Андрей поморщился. Городское новое словечко резнуло хмельной от деревенской воли слух.

- Да, за ними... Ну, а как вы?..

- Как тебе сказать?.. Многое испытали, как тут наступленье было.

- Да ведь наш уезд белым сочувствовал, - середняки да кулачество.

- Белые, однако, дело свое сгубили... - сказал Митрий. - Задавались! Нам и так и этак несладко. Нам, теперича, от власти отповедь... Совет, он тоже, мягко стелет, жестко спать.

- Отбирают?.. - догадался Андрей.

- Вот... Думаешь, легко?.. Какое, бабы совсем лютые стали. Поди, сунься к бабе, возьми ейного поросенка... Зверье!..

- Неважно... - согласился Андрей. - Только, думаю, утрясется.

- А ты, Гвоздев, холост?

- Женат.

- Кого взял?

- Дамочку.

- Дю!.. Хозяйственная?

- Ничего...

Митрий ударил коня:

- Ну, зяблый!..

Пили чай на полпути. Чудесное слово - махорка - преображало всех. Самовар быстрее закипал, даже плевался белыми брызгами, пироги и шпик лоснились на блюдах. Только сахар не показывался.

Повстречали за столом какого-то комиссара. Жирное, потное комиссарово лицо ширело от больших кусов хлеба.

- Ну, морда! - подумал Андрей.

Сам он пил, ел, отвечал на вопросы, и замечал: браня белых, радуясь концу помещиков, крестьяне жались от слова "коммунист".

"А впрочем, неудивительно, - подумал Андрей, скользнув глазами по комиссаровскому лицу. - Такие запугивают... Чистка нужна..."

Подъезжали к селу. Налево мелькнул сизый валун, занесся журавль, и резнули желтизной новые крыши.

Сердце заметалось в груди кривым скоком. Андрей бросал голову из стороны в сторону, узнавая и не узнавая родины.

- Дядья удивятся... - крикнул Митрий, подкатывая.

Дядья, конечно, удивились и обрадовались, особенно, когда зашелестела сухая махорка.

Задымилась коптилка, затенькали балалайки. Махорочный дух пополз во все углы.

Андрей сидел на скамье. Оцепенел в полудреме. Улавливал новые слова, радовался им, но где-то в теле неустанно скоблило, ныло...

- Что?.. Что такое?..

- Мамкины песни... - вспомнил Андрей.

Далеко пугливо отошли мамкины песни. Визжат вместо них частушки, а старая песня старых матерей полегла под звонкими словечками: "продукт, декрет, организация".

Андрей заснул.

Следующий день потек быстро. С утра поехали к хуторянам, к богатеям. Дядя младший ловко менял махорку и мыло.

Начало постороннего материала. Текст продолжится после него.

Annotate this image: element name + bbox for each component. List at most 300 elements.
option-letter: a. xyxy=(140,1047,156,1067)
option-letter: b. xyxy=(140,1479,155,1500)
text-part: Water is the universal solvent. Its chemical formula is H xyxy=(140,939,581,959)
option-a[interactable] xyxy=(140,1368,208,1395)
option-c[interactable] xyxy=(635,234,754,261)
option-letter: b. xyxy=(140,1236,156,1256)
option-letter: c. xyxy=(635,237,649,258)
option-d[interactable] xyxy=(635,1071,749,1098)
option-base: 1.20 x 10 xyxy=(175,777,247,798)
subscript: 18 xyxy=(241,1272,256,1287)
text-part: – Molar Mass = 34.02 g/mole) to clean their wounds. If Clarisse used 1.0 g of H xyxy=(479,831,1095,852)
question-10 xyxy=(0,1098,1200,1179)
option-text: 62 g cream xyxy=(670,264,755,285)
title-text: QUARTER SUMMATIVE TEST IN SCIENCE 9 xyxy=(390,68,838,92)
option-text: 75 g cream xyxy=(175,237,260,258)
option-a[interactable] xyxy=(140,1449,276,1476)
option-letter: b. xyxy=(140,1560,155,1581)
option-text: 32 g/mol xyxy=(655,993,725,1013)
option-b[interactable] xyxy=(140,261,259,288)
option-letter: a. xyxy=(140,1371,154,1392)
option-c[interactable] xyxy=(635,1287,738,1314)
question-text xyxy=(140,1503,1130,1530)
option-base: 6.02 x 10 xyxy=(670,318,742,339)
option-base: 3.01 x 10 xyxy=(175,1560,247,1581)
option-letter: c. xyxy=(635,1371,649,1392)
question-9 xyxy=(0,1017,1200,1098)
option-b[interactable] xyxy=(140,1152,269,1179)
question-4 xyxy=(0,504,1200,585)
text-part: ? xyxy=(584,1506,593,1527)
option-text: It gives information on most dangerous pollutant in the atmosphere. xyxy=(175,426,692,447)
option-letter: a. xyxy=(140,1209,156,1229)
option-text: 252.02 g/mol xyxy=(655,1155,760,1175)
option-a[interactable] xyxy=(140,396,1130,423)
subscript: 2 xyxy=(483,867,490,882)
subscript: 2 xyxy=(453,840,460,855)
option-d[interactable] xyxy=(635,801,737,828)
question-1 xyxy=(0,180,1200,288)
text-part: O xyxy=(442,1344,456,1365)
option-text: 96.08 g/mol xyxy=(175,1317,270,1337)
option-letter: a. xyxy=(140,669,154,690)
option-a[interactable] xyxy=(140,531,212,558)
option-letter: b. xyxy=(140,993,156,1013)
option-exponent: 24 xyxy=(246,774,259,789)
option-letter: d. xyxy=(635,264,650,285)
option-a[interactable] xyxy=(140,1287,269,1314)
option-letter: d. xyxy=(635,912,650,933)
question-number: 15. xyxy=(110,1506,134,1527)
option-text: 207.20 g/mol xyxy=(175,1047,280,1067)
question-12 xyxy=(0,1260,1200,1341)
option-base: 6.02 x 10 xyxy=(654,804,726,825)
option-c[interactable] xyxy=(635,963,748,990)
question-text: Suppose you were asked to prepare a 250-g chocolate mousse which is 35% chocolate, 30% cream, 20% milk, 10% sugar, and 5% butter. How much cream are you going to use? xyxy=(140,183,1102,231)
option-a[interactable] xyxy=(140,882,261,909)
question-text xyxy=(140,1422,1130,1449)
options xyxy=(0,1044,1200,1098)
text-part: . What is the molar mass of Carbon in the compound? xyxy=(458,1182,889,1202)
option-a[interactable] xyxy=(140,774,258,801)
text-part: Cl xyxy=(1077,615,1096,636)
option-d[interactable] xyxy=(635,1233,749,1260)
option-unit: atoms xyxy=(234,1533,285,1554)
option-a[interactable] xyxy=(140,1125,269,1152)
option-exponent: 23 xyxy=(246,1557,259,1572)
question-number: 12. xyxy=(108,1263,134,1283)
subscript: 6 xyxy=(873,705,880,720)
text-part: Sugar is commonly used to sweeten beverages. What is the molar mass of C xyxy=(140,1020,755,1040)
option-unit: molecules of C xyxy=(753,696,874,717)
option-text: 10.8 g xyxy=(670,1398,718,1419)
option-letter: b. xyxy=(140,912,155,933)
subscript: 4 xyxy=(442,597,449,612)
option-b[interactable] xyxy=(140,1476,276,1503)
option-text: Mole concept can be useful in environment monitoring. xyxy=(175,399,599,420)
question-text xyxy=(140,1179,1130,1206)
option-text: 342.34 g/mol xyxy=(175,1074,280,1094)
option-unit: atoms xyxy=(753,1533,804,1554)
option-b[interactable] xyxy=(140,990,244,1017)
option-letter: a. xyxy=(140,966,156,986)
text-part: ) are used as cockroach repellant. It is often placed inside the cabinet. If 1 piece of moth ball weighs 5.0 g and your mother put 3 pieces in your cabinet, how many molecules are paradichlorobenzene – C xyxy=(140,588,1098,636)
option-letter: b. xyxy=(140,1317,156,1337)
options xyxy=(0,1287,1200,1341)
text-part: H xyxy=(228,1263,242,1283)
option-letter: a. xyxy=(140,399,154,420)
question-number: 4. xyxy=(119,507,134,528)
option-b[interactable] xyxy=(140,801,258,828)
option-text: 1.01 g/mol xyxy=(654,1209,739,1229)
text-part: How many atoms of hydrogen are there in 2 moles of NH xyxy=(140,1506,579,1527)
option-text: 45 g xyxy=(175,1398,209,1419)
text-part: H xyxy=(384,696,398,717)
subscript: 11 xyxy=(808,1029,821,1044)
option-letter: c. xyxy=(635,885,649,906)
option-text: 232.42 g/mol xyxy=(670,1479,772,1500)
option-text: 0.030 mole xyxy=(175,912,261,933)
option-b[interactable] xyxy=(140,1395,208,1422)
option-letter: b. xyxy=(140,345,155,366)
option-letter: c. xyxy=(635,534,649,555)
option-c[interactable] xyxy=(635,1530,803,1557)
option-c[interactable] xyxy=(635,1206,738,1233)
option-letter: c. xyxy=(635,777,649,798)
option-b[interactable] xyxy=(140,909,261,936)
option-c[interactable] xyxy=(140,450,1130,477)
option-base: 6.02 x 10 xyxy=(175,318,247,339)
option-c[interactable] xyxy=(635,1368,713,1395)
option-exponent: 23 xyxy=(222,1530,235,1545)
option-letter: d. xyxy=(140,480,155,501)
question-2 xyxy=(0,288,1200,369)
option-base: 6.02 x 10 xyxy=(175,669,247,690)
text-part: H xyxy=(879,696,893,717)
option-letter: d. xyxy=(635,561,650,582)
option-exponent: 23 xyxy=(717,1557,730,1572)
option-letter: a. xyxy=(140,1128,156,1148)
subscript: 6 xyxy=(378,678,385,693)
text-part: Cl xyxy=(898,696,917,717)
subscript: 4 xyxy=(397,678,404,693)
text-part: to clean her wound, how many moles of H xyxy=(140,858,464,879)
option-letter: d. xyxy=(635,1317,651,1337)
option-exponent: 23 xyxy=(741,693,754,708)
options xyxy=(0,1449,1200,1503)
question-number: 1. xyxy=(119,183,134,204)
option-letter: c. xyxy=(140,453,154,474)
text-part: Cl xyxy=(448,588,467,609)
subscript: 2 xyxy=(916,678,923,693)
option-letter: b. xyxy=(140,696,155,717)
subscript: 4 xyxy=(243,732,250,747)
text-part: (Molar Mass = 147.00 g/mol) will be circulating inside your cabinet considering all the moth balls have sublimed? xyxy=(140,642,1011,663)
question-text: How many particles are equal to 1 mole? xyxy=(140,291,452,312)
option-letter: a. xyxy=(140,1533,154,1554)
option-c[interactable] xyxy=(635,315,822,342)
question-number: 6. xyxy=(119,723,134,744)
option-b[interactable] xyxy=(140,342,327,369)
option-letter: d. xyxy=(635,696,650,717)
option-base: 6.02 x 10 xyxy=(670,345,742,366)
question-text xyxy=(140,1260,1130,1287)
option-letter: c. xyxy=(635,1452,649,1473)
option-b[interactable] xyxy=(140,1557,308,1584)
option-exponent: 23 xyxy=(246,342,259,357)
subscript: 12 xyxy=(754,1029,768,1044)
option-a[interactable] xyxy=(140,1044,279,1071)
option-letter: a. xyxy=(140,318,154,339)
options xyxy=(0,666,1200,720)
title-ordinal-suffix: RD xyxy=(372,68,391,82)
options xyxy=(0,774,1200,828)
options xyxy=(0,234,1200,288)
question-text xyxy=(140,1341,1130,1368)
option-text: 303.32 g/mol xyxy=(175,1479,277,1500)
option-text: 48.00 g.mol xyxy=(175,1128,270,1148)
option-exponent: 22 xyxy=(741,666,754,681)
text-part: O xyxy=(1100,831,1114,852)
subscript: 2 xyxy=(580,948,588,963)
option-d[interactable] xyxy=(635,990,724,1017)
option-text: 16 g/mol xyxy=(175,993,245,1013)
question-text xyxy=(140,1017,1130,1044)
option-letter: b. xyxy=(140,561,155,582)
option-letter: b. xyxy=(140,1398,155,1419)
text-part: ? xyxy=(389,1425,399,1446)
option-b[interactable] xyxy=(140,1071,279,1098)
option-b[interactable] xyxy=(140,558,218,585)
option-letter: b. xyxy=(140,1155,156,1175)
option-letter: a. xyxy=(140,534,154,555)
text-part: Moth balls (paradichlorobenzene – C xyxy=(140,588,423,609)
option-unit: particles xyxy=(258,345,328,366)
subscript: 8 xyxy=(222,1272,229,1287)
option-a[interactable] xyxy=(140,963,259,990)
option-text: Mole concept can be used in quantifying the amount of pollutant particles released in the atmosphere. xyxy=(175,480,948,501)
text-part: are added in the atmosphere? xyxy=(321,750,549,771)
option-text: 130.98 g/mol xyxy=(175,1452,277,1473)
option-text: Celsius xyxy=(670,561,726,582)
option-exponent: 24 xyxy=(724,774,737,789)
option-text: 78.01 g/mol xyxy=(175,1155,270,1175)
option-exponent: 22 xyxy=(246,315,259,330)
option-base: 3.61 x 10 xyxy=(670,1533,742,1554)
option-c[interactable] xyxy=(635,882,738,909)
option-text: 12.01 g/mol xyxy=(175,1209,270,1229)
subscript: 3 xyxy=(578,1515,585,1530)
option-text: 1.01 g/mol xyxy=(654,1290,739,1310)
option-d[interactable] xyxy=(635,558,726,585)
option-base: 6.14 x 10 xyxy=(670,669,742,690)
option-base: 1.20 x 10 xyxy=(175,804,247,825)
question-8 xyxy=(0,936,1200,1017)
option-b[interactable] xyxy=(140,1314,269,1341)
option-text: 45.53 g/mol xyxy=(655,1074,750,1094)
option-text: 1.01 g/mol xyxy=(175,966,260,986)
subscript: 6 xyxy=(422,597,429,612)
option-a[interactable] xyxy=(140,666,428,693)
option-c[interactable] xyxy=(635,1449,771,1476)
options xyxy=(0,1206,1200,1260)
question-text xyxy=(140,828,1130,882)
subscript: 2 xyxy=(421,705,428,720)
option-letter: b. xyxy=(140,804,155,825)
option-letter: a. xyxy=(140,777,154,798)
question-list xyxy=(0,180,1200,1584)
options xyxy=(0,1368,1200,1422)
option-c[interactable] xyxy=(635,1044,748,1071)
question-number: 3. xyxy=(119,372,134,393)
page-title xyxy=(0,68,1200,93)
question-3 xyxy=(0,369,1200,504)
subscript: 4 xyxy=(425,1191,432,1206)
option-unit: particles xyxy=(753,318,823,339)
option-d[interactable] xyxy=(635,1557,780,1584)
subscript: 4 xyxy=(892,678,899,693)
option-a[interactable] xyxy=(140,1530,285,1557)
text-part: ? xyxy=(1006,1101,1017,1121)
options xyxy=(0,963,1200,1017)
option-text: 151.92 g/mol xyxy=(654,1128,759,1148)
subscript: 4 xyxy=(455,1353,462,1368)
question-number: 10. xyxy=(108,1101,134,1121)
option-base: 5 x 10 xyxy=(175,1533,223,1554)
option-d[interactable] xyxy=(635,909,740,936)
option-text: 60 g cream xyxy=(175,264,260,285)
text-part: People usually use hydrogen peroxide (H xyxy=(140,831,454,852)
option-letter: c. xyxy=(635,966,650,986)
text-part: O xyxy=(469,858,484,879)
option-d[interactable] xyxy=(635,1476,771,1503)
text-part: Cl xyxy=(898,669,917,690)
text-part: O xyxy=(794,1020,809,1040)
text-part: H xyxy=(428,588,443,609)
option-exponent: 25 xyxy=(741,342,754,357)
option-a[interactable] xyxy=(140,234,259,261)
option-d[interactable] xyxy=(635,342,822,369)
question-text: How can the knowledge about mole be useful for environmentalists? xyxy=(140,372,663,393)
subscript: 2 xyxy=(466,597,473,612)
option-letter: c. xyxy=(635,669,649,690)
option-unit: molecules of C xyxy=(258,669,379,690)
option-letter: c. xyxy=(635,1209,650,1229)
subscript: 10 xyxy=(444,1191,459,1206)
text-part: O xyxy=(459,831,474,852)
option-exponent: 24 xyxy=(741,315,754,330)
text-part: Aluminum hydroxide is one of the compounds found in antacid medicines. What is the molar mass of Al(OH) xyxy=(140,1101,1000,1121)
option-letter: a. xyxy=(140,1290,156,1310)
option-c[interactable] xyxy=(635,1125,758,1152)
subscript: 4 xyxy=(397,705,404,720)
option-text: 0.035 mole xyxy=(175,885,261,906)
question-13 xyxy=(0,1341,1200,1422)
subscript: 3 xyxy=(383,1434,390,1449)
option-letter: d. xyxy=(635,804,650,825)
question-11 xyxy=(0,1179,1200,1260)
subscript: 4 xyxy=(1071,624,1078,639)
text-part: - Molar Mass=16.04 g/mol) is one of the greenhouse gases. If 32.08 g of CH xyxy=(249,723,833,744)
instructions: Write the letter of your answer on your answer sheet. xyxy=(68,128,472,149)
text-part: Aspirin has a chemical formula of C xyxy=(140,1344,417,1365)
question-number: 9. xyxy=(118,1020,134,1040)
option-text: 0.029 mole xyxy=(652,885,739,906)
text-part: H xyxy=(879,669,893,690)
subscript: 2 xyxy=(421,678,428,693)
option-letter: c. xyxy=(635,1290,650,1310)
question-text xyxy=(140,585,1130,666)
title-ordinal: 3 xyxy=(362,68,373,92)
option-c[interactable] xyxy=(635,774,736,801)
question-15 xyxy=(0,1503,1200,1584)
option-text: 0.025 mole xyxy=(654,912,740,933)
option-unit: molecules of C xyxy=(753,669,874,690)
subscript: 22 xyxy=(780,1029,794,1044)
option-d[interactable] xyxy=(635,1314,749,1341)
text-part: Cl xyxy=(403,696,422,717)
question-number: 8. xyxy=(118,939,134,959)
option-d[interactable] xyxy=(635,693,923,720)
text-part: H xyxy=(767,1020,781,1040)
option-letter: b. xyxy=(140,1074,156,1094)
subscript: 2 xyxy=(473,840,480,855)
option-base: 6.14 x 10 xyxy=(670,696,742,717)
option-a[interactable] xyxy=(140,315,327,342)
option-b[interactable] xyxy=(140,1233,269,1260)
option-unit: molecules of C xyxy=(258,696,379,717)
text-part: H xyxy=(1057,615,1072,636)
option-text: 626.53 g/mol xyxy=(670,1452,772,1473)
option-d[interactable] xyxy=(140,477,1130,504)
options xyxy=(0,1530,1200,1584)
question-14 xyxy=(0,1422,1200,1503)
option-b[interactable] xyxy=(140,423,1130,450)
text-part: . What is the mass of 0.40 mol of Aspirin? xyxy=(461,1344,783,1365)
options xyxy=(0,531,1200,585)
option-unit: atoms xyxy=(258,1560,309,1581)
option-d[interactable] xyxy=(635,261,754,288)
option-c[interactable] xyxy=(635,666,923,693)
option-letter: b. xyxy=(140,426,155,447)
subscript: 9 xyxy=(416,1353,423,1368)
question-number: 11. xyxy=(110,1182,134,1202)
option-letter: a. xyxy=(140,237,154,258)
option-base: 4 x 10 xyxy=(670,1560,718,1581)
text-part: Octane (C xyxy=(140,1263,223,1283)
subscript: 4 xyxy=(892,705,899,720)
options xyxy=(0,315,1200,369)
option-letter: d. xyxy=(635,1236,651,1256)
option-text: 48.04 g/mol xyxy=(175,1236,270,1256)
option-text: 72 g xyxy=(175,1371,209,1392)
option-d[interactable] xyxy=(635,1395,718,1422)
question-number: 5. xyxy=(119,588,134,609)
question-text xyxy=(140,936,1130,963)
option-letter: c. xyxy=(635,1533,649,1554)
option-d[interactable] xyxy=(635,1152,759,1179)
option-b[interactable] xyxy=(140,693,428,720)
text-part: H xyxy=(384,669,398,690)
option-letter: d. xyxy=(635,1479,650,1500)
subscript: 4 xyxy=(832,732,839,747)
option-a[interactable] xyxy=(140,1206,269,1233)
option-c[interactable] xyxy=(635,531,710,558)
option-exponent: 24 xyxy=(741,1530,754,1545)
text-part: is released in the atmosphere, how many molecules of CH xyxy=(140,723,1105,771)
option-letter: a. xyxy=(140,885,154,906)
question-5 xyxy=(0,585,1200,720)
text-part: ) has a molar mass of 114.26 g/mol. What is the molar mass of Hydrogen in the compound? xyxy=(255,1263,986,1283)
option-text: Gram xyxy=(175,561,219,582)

В одну из деревень Андрей поехал один. Тут-то и понял, что пора подхватить подмышку сельское хозяйство, чтобы оно не пошло прахом.

Кусок хлеба оказывался дороже золота.

Андрея жестоко уязвляло хитрое, жадное лицо крестьянина, его зажатый на куске хлеба кулак.

- Вернусь в Питер, поговорю, - мечтал Андрей.